Tuesday, September 22, 2009

Thoughts and health

Recently I have been thinking about the things we think about and how powerful our mind is vital when we are feeling good and when we are feeling low. Otherwise the hour of adversity, poverty or defeat. The other is in the hour of success, when a person begins to feel superior to others because of his material possessions.

At the first danger point, it may be helpful to remember that it seems to be the nature of people to withhold assistance from those who need it most. When you are on the way up, struggling to gain recognition in your chosen field of service, you often feel that no one wishes to give you a helping hand. But once you arrive, everyone wishes to do something to help you - when you don't need it!

"For unto everyone that hath shall be given, and he shall have abundance; but from him that hath not shall be taken away even that which he hath." (Matthew 25:29.)

This strange paradox reflects the nature of the law of harmonious attraction through which like attracts like--success brings more success, failure more failure. Whatever you accept from life, good or bad, will surely become a part of you.

Which is only another way of saying that the pictures you form in your imagination, the mental attitude you allow to dominate your mind, translate themselves into their material equivalent through every means that may be available.

Successful people safeguard their mental attitude so carefully that they do not accept from life anything they do not desire. They may meet with unpleasant circumstances which lead to temporary defeat, but they accept these only as temporary means of inspiration to greater effort.

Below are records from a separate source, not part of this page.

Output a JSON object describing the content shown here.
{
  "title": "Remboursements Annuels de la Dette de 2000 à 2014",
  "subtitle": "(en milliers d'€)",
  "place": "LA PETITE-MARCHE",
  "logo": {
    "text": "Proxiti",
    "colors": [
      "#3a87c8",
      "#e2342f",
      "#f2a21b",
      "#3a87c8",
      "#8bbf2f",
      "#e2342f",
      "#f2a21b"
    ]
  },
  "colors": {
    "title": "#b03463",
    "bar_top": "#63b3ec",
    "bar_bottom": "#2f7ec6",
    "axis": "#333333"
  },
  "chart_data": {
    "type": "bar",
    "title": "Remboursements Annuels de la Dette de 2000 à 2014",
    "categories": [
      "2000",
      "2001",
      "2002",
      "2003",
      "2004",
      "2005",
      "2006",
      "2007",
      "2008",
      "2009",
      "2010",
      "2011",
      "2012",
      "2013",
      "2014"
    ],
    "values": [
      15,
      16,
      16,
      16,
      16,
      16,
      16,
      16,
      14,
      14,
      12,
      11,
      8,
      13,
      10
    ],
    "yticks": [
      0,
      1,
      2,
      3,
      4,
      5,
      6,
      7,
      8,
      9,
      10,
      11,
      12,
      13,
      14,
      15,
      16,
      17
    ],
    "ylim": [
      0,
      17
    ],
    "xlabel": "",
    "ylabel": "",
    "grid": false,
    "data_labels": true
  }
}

The successful person has learned that "whatever the mind of man can conceive and believe the mind of man can achieve." And this person keeps on keeping on until he converts his stumbling blocks into stepping stones. He knows that with every adversity comes the seed of an equivalent benefit.

At the second danger point it may be helpful to remember that riches of the purse, without the softening influence of gratitude, may become more of a curse than a blessing.

"Remove far from me vanity and lies; give me neither poverty nor riches; feed me with food convenient for me. Lest I be full, and deny thee, and say, Who is the Lord? Or lest I be poor, and steal, and take the name of my God in Vain." (Proverbs 30:8-9.)

Of the two danger points, the second is by far the most treacherous. Most men can manage somehow to live with poverty, defeat and failure. But few men ever learn how to live graciously with success and overabundance of material riches.

Nearly everyone fears poverty and shuns it as best he can unless he learns that poverty can become a great and powerful incentive for personal achievement.

It should be encouraging to the poverty-stricken to remember that most of those whom the world has recognized as truly great, began in poverty, mastered it and converted it into inspiration for personal initiative.

Out of Thomas A. Edison's poverty came the greatest inventor of all times.

Out of Charles Dickens' poverty came masterpieces of literature that have enriched the world.

Out of Abraham Lincoln's poverty came what most Americans believe to have been our greatest president.

Somewhere, between the extremes of too much and too little, there is a safety point at which one may find peace of mind and a labor of love that will provide the necessities of life.

All my experience and observations of others have proved to me that this desirable half-way point is attained by those who extend the space they occupy in the hearts of others by rendering more service and better service than is expected of them.

This habit of "going the extra mile" is the one sure way by which poverty may be converted into riches, failure into success. And it is the one method which has no unpleasant repercussions.

Lastly, it may be helpful if the person who has accumulated great material riches would learn to express to the proper source, his gratitude for his good fortune, through this daily habit:

"O, Infinite Intelligence, I ask not for more riches, but for more wisdom with which to make better use of the riches I already possess in the exclusive privilege of directing my own mind to ends of my own choice."